Предварительная по отношению к чему? Фрейд сразу поясняет, что предварительная она «не в том смысле, что сначала ее нужно выполнить как нечто целое, прежде чем приступить к следующей, например как при строительстве дома» (Ibid.). Конструкции предлагаются пациенту по мере возникновения, и их достоверность не подтверждается и не опровергается «Да» или «Нет» анализанта – по причинам, которые Фрейд объяснил в первом абзаце этой статьи. Важнее всего здесь замечание о том, что работа анализа «состоит из двух совершенно разных частей, что она совершается на двух отдельных аренах, осуществляется двумя людьми, каждому из которых отведена своя задача» (p. 258). Конструкция, то есть «предварительная работа», является задачей аналитика, в то время как задача анализанта – «помнить».
Я не буду обсуждать здесь модальности аналитической работы, таким образом описанные Фрейдом. В рамках настоящей дискуссии я считаю важным установить связь между задачей анализанта – помнить – и «оперативным значением» этого глагола, которое я предложил в первой части этой дискуссии. Конкретнее, я хотел бы подчеркнуть, что вопреки предположению Ботелла так называемая «археологическая модель» сыграла всего лишь иллюстративную роль и даже в определенной степени послужила примером «от противного», то есть в лучшем случае тем фоном, который позволил выделить характерные особенности психоанализа. Так что я снова оказываюсь в парадоксальном положении, соглашаясь с предположением Ботелла о существовании памяти без воспоминаний и в то же время не соглашаясь с той ролью, которую он приписывает археологической модели. Перечитав его статью много раз, я не мог избавиться от впечатления, что Ботелла придает этой модели гораздо большее значение, чем она имеет в действительности, и именно это позволило ему с такой легкостью отмести ее как «неприемлемую». На мой взгляд, археологическая модель не должна расцениваться как неприемлемая, ибо она никогда не играла той центральной роли, которую приписывает ей Ботелла. Наоборот, археологическая метафора помогала подчеркнуть тот факт, что конструкции – лишь предварительные составляющие более важной борьбы за «припоминание». Я осмелюсь даже утверждать, что сама суть анализа состоит именно в «постоянной борьбе» (упомянутой Фрейдом в 1914 году) между той формой припоминания, которая выражается в действии и повторении, и «воспоминанием по старому способу, репродуцированием в психической области». Именно эту борьбу должна вести аналитическая пара, чтобы перейти от состояний, не получивших репрезентации, к конструкции смысла (Levine et al., 2013).

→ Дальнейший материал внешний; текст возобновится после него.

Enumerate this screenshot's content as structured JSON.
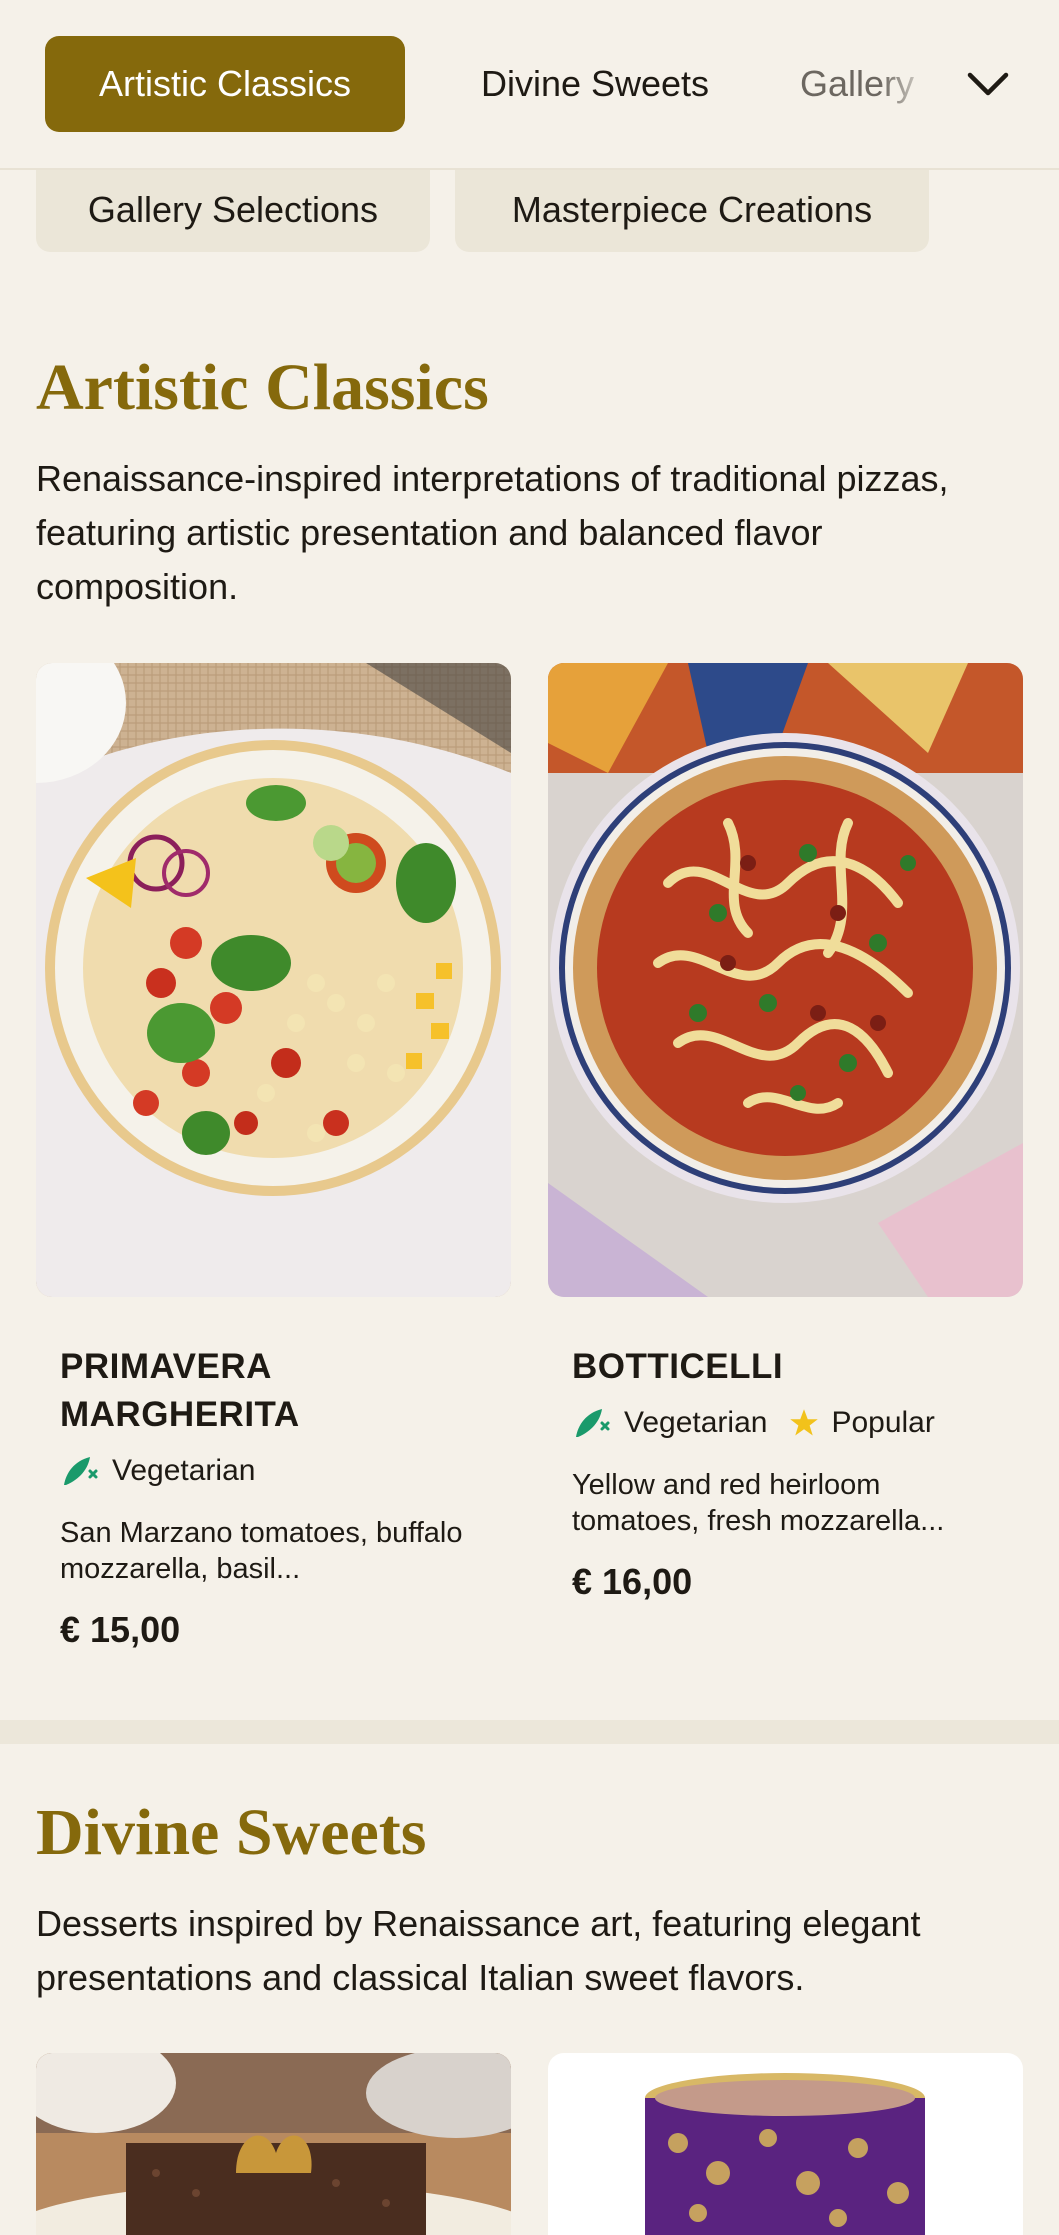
{
  "nav": {
    "tabs": [
      {
        "label": "Artistic Classics",
        "active": true
      },
      {
        "label": "Divine Sweets",
        "active": false
      },
      {
        "label": "Gallery",
        "active": false
      }
    ],
    "expand_icon": "chevron-down-icon"
  },
  "chips": [
    "Gallery Selections",
    "Masterpiece Creations"
  ],
  "sections": [
    {
      "title": "Artistic Classics",
      "description": "Renaissance-inspired interpretations of traditional pizzas, featuring artistic presentation and balanced flavor composition.",
      "items": [
        {
          "name": "PRIMAVERA MARGHERITA",
          "tags": [
            {
              "label": "Vegetarian",
              "icon": "vegetarian-icon"
            }
          ],
          "description": "San Marzano tomatoes, buffalo mozzarella, basil...",
          "price": "€ 15,00"
        },
        {
          "name": "BOTTICELLI",
          "tags": [
            {
              "label": "Vegetarian",
              "icon": "vegetarian-icon"
            },
            {
              "label": "Popular",
              "icon": "star-icon"
            }
          ],
          "description": "Yellow and red heirloom tomatoes, fresh mozzarella...",
          "price": "€ 16,00"
        }
      ]
    },
    {
      "title": "Divine Sweets",
      "description": "Desserts inspired by Renaissance art, featuring elegant presentations and classical Italian sweet flavors."
    }
  ],
  "colors": {
    "accent": "#85690c",
    "background": "#f5f1e9",
    "veg": "#1a9a6b",
    "star": "#f2c21b"
  }
}
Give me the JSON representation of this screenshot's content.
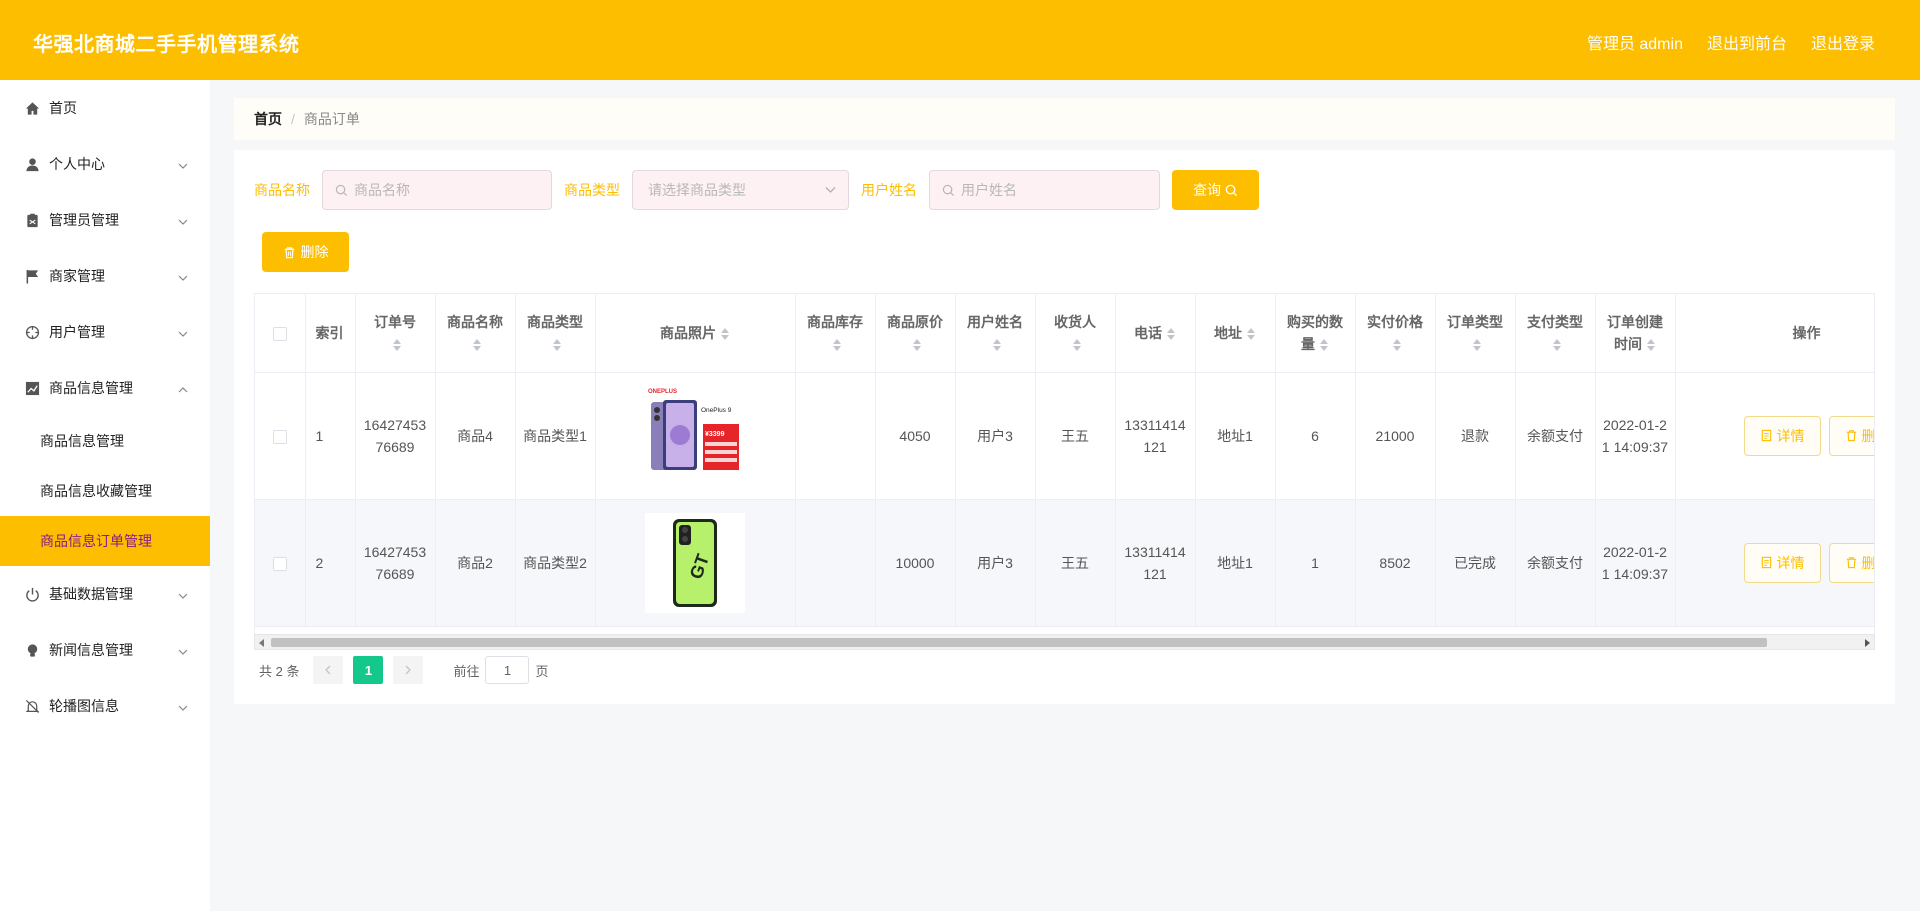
{
  "header": {
    "title": "华强北商城二手手机管理系统",
    "admin_label": "管理员 admin",
    "to_front": "退出到前台",
    "logout": "退出登录",
    "bg_color": "#fdbe00"
  },
  "sidebar": {
    "items": [
      {
        "label": "首页",
        "icon": "home-icon"
      },
      {
        "label": "个人中心",
        "icon": "user-icon"
      },
      {
        "label": "管理员管理",
        "icon": "clipboard-icon"
      },
      {
        "label": "商家管理",
        "icon": "flag-icon"
      },
      {
        "label": "用户管理",
        "icon": "crosshair-icon"
      },
      {
        "label": "商品信息管理",
        "icon": "chart-icon"
      },
      {
        "label": "基础数据管理",
        "icon": "power-icon"
      },
      {
        "label": "新闻信息管理",
        "icon": "bulb-icon"
      },
      {
        "label": "轮播图信息",
        "icon": "bell-off-icon"
      }
    ],
    "sub_items": [
      "商品信息管理",
      "商品信息收藏管理",
      "商品信息订单管理"
    ],
    "active_sub": "商品信息订单管理"
  },
  "breadcrumb": {
    "home": "首页",
    "separator": "/",
    "current": "商品订单"
  },
  "filters": {
    "name_label": "商品名称",
    "name_placeholder": "商品名称",
    "type_label": "商品类型",
    "type_placeholder": "请选择商品类型",
    "user_label": "用户姓名",
    "user_placeholder": "用户姓名",
    "query_button": "查询",
    "delete_button": "删除"
  },
  "table": {
    "columns": {
      "index": "索引",
      "order_no": "订单号",
      "goods_name": "商品名称",
      "goods_type": "商品类型",
      "goods_photo": "商品照片",
      "stock": "商品库存",
      "original_price": "商品原价",
      "user_name": "用户姓名",
      "receiver": "收货人",
      "phone": "电话",
      "address": "地址",
      "quantity": "购买的数量",
      "paid_price": "实付价格",
      "order_type": "订单类型",
      "pay_type": "支付类型",
      "created_at": "订单创建时间",
      "actions": "操作"
    },
    "rows": [
      {
        "index": "1",
        "order_no": "1642745376689",
        "goods_name": "商品4",
        "goods_type": "商品类型1",
        "stock": "",
        "original_price": "4050",
        "user_name": "用户3",
        "receiver": "王五",
        "phone": "13311414121",
        "address": "地址1",
        "quantity": "6",
        "paid_price": "21000",
        "order_type": "退款",
        "pay_type": "余额支付",
        "created_at": "2022-01-21 14:09:37",
        "detail_label": "详情",
        "delete_label": "删",
        "photo_brand": "ONEPLUS",
        "photo_model": "OnePlus 9",
        "photo_price": "¥3399"
      },
      {
        "index": "2",
        "order_no": "1642745376689",
        "goods_name": "商品2",
        "goods_type": "商品类型2",
        "stock": "",
        "original_price": "10000",
        "user_name": "用户3",
        "receiver": "王五",
        "phone": "13311414121",
        "address": "地址1",
        "quantity": "1",
        "paid_price": "8502",
        "order_type": "已完成",
        "pay_type": "余额支付",
        "created_at": "2022-01-21 14:09:37",
        "detail_label": "详情",
        "delete_label": "删",
        "photo_brand": "GT",
        "photo_model": "",
        "photo_price": ""
      }
    ]
  },
  "pagination": {
    "total": "共 2 条",
    "current_page": "1",
    "goto_label": "前往",
    "goto_value": "1",
    "page_suffix": "页"
  }
}
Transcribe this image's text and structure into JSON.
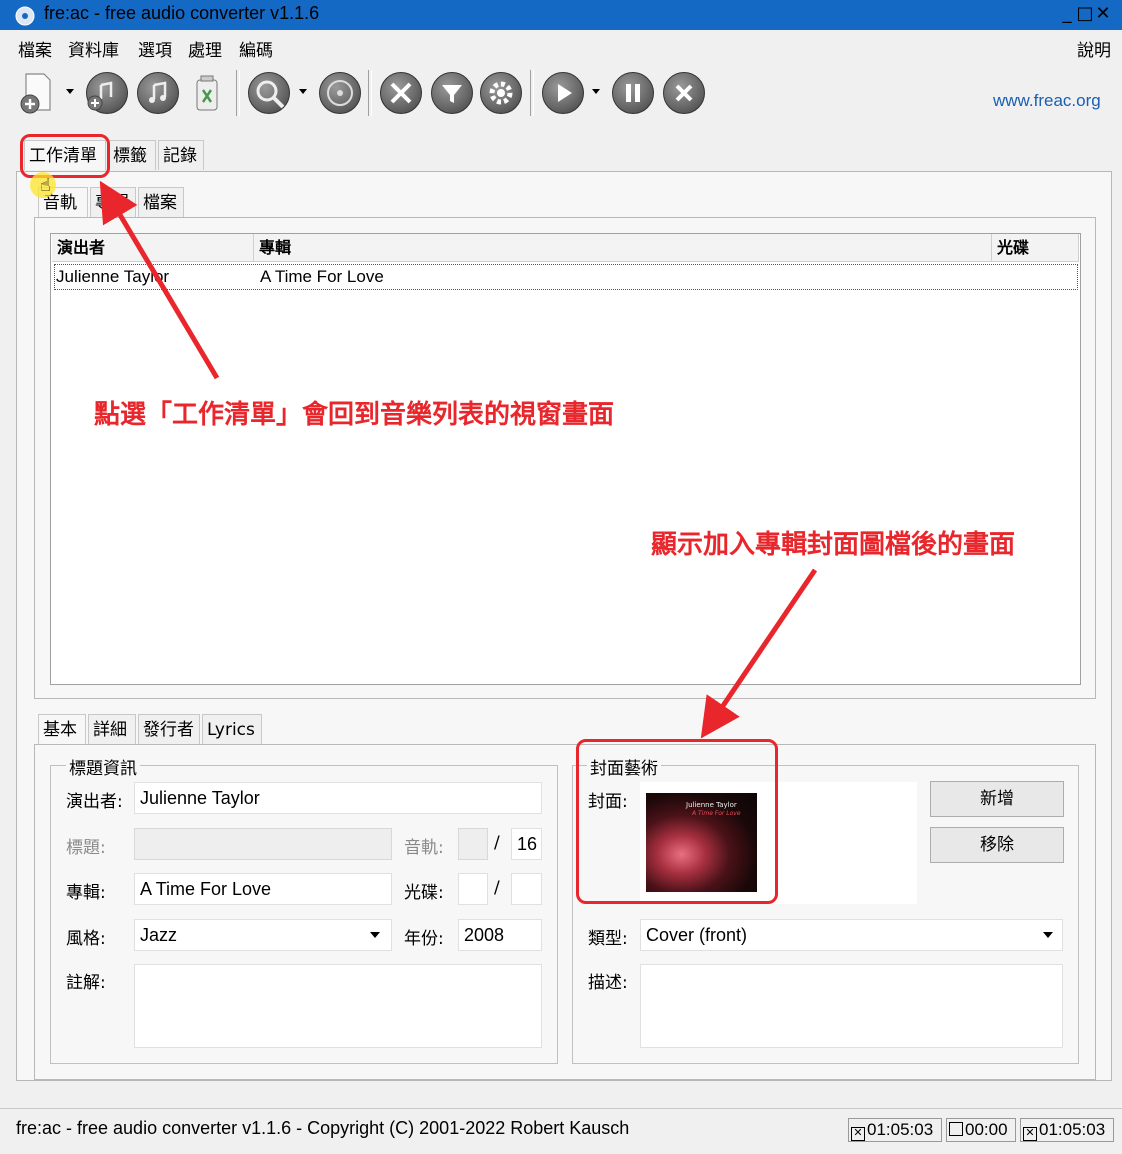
{
  "window": {
    "title": "fre:ac - free audio converter v1.1.6",
    "controls": [
      "_",
      "□",
      "✕"
    ]
  },
  "menu": {
    "items": [
      "檔案",
      "資料庫",
      "選項",
      "處理",
      "編碼"
    ],
    "help": "說明"
  },
  "toolbar": {
    "icons": [
      "add-files-icon",
      "add-folder-icon",
      "add-cd-icon",
      "clear-list-icon",
      "query-cddb-icon",
      "cd-submit-icon",
      "config-tools-icon",
      "filter-icon",
      "settings-gear-icon",
      "play-icon",
      "pause-icon",
      "stop-icon"
    ],
    "website": "www.freac.org"
  },
  "tabs": {
    "main": [
      "工作清單",
      "標籤",
      "記錄"
    ],
    "sub": [
      "音軌",
      "專輯",
      "檔案"
    ],
    "info": [
      "基本",
      "詳細",
      "發行者",
      "Lyrics"
    ]
  },
  "list": {
    "columns": [
      "演出者",
      "專輯",
      "光碟"
    ],
    "rows": [
      {
        "artist": "Julienne Taylor",
        "album": "A Time For Love",
        "disc": ""
      }
    ]
  },
  "basic": {
    "group_title": "標題資訊",
    "artist_label": "演出者:",
    "artist_value": "Julienne Taylor",
    "title_label": "標題:",
    "title_value": "",
    "track_label": "音軌:",
    "track_value": "",
    "track_total": "16",
    "slash": "/",
    "album_label": "專輯:",
    "album_value": "A Time For Love",
    "disc_label": "光碟:",
    "disc_value": "",
    "disc_total": "",
    "genre_label": "風格:",
    "genre_value": "Jazz",
    "year_label": "年份:",
    "year_value": "2008",
    "comment_label": "註解:",
    "comment_value": ""
  },
  "cover": {
    "group_title": "封面藝術",
    "cover_label": "封面:",
    "cover_caption": "Julienne Taylor",
    "cover_caption2": "A Time For Love",
    "add_button": "新增",
    "remove_button": "移除",
    "type_label": "類型:",
    "type_value": "Cover (front)",
    "desc_label": "描述:",
    "desc_value": ""
  },
  "status": {
    "text": "fre:ac - free audio converter v1.1.6 - Copyright (C) 2001-2022 Robert Kausch",
    "time_selected": "01:05:03",
    "time_current": "00:00",
    "time_total": "01:05:03"
  },
  "annotations": {
    "note1": "點選「工作清單」會回到音樂列表的視窗畫面",
    "note2": "顯示加入專輯封面圖檔後的畫面"
  },
  "colors": {
    "titlebar": "#1469c4",
    "annotation_red": "#e8262b",
    "link_blue": "#1a5fb4"
  }
}
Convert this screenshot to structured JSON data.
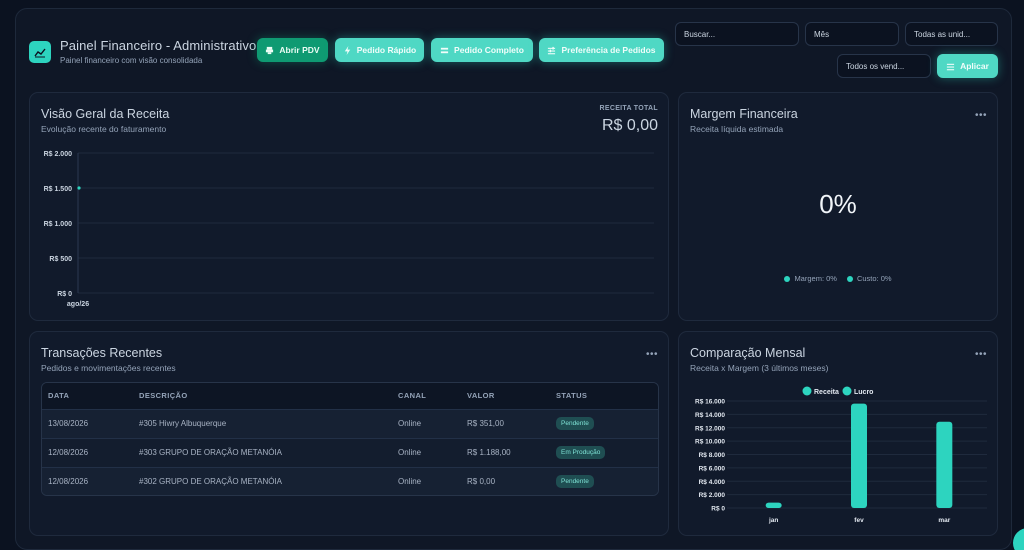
{
  "header": {
    "title": "Painel Financeiro - Administrativo",
    "subtitle": "Painel financeiro com visão consolidada"
  },
  "actions": {
    "open_pdv": "Abrir PDV",
    "quick_order": "Pedido Rápido",
    "full_order": "Pedido Completo",
    "order_prefs": "Preferência de Pedidos"
  },
  "filters": {
    "search_placeholder": "Buscar...",
    "month": "Mês",
    "units": "Todas as unid...",
    "sellers": "Todos os vend...",
    "apply": "Aplicar"
  },
  "revenue": {
    "title": "Visão Geral da Receita",
    "subtitle": "Evolução recente do faturamento",
    "kpi_label": "RECEITA TOTAL",
    "kpi_value": "R$ 0,00",
    "chart_data": {
      "type": "line",
      "x": [
        "ago/26"
      ],
      "series": [
        {
          "values": [
            1500
          ]
        }
      ],
      "ylim": [
        0,
        2000
      ],
      "yticks": [
        "R$ 0",
        "R$ 500",
        "R$ 1.000",
        "R$ 1.500",
        "R$ 2.000"
      ],
      "ytick_values": [
        0,
        500,
        1000,
        1500,
        2000
      ],
      "grid": true
    }
  },
  "margin": {
    "title": "Margem Financeira",
    "subtitle": "Receita líquida estimada",
    "value": "0%",
    "legend": [
      "Margem: 0%",
      "Custo: 0%"
    ],
    "colors": {
      "margin": "#2dd4bf",
      "cost": "#2dd4bf"
    }
  },
  "transactions": {
    "title": "Transações Recentes",
    "subtitle": "Pedidos e movimentações recentes",
    "columns": [
      "DATA",
      "DESCRIÇÃO",
      "CANAL",
      "VALOR",
      "STATUS"
    ],
    "rows": [
      [
        "13/08/2026",
        "#305 Hiwry Albuquerque",
        "Online",
        "R$ 351,00",
        "Pendente"
      ],
      [
        "12/08/2026",
        "#303 GRUPO DE ORAÇÃO METANÓIA",
        "Online",
        "R$ 1.188,00",
        "Em Produção"
      ],
      [
        "12/08/2026",
        "#302 GRUPO DE ORAÇÃO METANÓIA",
        "Online",
        "R$ 0,00",
        "Pendente"
      ]
    ]
  },
  "comparison": {
    "title": "Comparação Mensal",
    "subtitle": "Receita x Margem (3 últimos meses)",
    "chart_data": {
      "type": "bar",
      "categories": [
        "jan",
        "fev",
        "mar"
      ],
      "series": [
        {
          "name": "Receita",
          "values": [
            800,
            15600,
            12900
          ]
        },
        {
          "name": "Lucro",
          "values": [
            0,
            0,
            0
          ]
        }
      ],
      "ylim": [
        0,
        16000
      ],
      "yticks": [
        "R$ 0",
        "R$ 2.000",
        "R$ 4.000",
        "R$ 6.000",
        "R$ 8.000",
        "R$ 10.000",
        "R$ 12.000",
        "R$ 14.000",
        "R$ 16.000"
      ],
      "ytick_values": [
        0,
        2000,
        4000,
        6000,
        8000,
        10000,
        12000,
        14000,
        16000
      ],
      "legend_position": "top",
      "colors": {
        "Receita": "#2dd4bf",
        "Lucro": "#2dd4bf"
      }
    }
  }
}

«Репродуцирование, или воспроизведение в психической области», кажется мне главной целью анализа, и это, возможно, было упущено из виду участниками дискуссии о роли памяти в психоанализе, состоявшейся несколько лет назад в «Международном журнале психоанализа» (Blum, 2003; Fonagy, 1999, 2003). В некотором смысле Фонаги (1999) был прав, говоря, что память, в банальном смысле «обретения воспоминаний», можно считать эпифеноменом. Однако он, кажется, не учел точного значения «припоминания» в психоанализе. В самом деле, он говорит о «воспоминании событий прошлого» и о «возвращении таких воспоминаний» (Fonagy, 1999, p. 218), в то время как фрейдовская идея припоминания, как мне, надеюсь, удалось показать, гораздо сложнее. Если то, что повторяется в действии, должно в конце концов быть воспроизведено в психическом поле, это имплицитно означает, что поначалу оно имело не психическую природу. Таким образом, «припоминание», которое происходит в анализе, не только не является просто воспоминанием, но и предполагает ключевую перемену в самой природе и функции того, что припоминается, в основном за счет переноса, который сам по себе – повторение. А следовательно, роли памяти в анализе многочисленны, поскольку существует несколько типов памяти и не все они связаны с воспоминаниями.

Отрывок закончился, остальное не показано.